J’ai la chance de n’avoir presque pas d’averses pendant mes prospections. Mais la pluie prend sa revanche la nuit, et la lune approche de son plein ; on dirait donc que la pluie suit la lune, suivant le dicton créole. Le soir, nous prenons un tub d’eau parfumée aux herbes aromatiques et tiède. Il faut cela quand on se fatigue ; en Guyane plus qu’ailleurs, la propreté c’est la santé.
CHAPITRE VIII
AVENTURIERS DE MINES
La Guyane, comme tout pays de mines, a eu et a encore des aventuriers. Comme toute autre industrie, les mines d’or ont des avantages et des inconvénients. Peut-être ont-elles des soubresauts plus brusques que les autres industries. Elles font d’immenses fortunes, et en défont d’autres non moins rapidement. Pour un heureux, elles font bien des malheureux. Il est fort dangereux de jouer avec elles, mais elles sont tentantes comme une loterie qui a de très gros lots.

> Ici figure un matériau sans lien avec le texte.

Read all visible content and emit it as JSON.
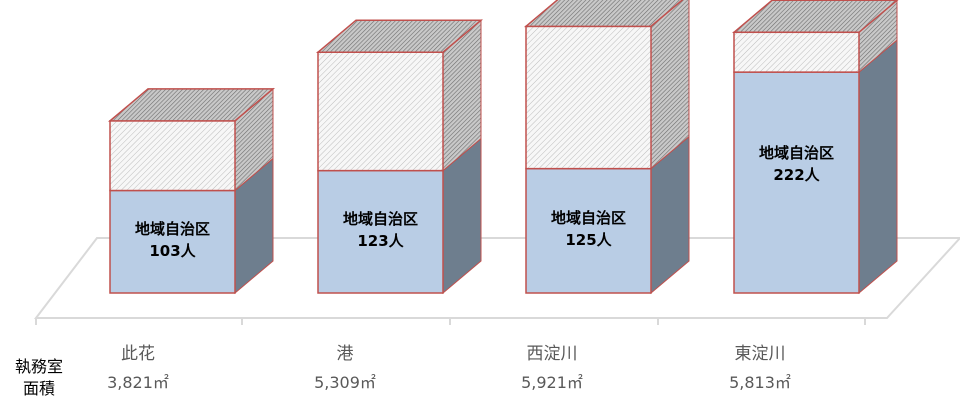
{
  "chart_data": {
    "type": "bar",
    "stacked": true,
    "three_d": true,
    "categories": [
      "此花",
      "港",
      "西淀川",
      "東淀川"
    ],
    "areas": [
      "3,821㎡",
      "5,309㎡",
      "5,921㎡",
      "5,813㎡"
    ],
    "row_label": [
      "執務室",
      "面積"
    ],
    "series": [
      {
        "values": [
          103,
          123,
          125,
          222
        ],
        "label_prefix": "地域自治区",
        "label_unit": "人",
        "color": "#b9cde5",
        "side_color": "#6e7e8e"
      },
      {
        "values": [
          70,
          119,
          143,
          40
        ],
        "color": "#f2f2f2",
        "hatch": "diagonal"
      }
    ],
    "edge_color": "#c0504d",
    "floor_color": "#d9d9d9",
    "ylim": [
      0,
      280
    ],
    "grid": false,
    "legend": "none"
  }
}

L’avantage d’ordre général que possèdent les mines, et surtout les mines d’or, c’est que seules de toutes les industries, elles apportent dans le monde une richesse nouvelle qui n’existait pas auparavant. Tandis que les usines, les manufactures, le commerce, ne font que transformer la matière en circulation, les mines renouvellent cette matière ; elles créent, non pas avec rien, mais avec quelque élément invisible, tant il était profondément caché.
Cependant, depuis quelques années, le courant des affaires semble peu favorable aux mines. On les accuse de tant de désastres financiers, de tant d’illusions trompeuses ! Mais si l’on se plaint d’elles, elles, en revanche, pourraient se plaindre d’être bien mal comprises et bien mal traitées.
Les fameuses mines du Rand, au Transvaal, si riches, si régulières, sans défauts, car elles avaient tout pour elles, ont fait surgir un fléau bien inattendu pour des mines : la guerre, et cette guerre a coûté si cher, qu’au lieu d’en tirer un bénéfice, les mines y perdront, sans parler de leur interruption pendant quatre à cinq ans. Les actionnaires seraient-ils en droit de le reprocher aux mines elles-mêmes ?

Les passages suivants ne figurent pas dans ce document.